Cells from the immune system called CD4+ regulatory T cells, or simply Treg, are linked to tumour prognosis: the more Treg cells present in a tumour, the worst the prognosis.

We know from previous research studies that Treg cells can infiltrate into the tumour microenvironment. There, they inhibit anti-tumour immunity, which is the self-defence mechanism that the body puts in place to fight cancer cells, stimulating tumour growth.

However, how tumour-infiltrating Treg cells are activated and regulated was, until this study, unknown.

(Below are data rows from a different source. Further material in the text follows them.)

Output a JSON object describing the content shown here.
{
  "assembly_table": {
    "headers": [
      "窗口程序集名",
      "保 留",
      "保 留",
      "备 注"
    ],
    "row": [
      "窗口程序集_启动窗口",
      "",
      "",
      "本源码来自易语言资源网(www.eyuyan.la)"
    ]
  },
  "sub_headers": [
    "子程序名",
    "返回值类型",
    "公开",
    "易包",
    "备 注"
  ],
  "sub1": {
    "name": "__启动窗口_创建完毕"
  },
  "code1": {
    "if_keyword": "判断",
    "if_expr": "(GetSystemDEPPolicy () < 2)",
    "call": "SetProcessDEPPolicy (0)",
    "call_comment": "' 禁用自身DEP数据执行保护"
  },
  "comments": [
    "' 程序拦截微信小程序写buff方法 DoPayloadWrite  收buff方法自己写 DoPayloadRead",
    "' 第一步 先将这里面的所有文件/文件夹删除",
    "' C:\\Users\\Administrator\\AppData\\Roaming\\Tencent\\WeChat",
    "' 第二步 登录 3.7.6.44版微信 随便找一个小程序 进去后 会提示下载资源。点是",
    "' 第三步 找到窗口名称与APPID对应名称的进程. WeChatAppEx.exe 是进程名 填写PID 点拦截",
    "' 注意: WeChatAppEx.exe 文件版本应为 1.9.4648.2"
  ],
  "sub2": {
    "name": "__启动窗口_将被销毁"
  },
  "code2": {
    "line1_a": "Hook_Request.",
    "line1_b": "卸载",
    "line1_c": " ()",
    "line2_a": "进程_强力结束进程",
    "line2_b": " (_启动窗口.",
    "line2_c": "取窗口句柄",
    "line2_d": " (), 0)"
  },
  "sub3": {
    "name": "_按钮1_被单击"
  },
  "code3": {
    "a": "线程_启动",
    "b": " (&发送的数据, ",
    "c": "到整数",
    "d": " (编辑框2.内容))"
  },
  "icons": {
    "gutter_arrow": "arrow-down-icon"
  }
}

A better understanding of how Treg cells contribute to tumour growth is the first step in designing novel therapies for melanoma and many other cancers.

In a study published in eLife, researchers from the University of Tsukuba have shown a mechanism through which small particles derived from cells modulate tumour-infiltrating Treg cells.

Extracellular vesicles (EVs) are particles released from cells that are delimited by a lipid bilayer containing functional biomolecules (proteins, lipids, and nucleic acids) that can be transferred to other cells.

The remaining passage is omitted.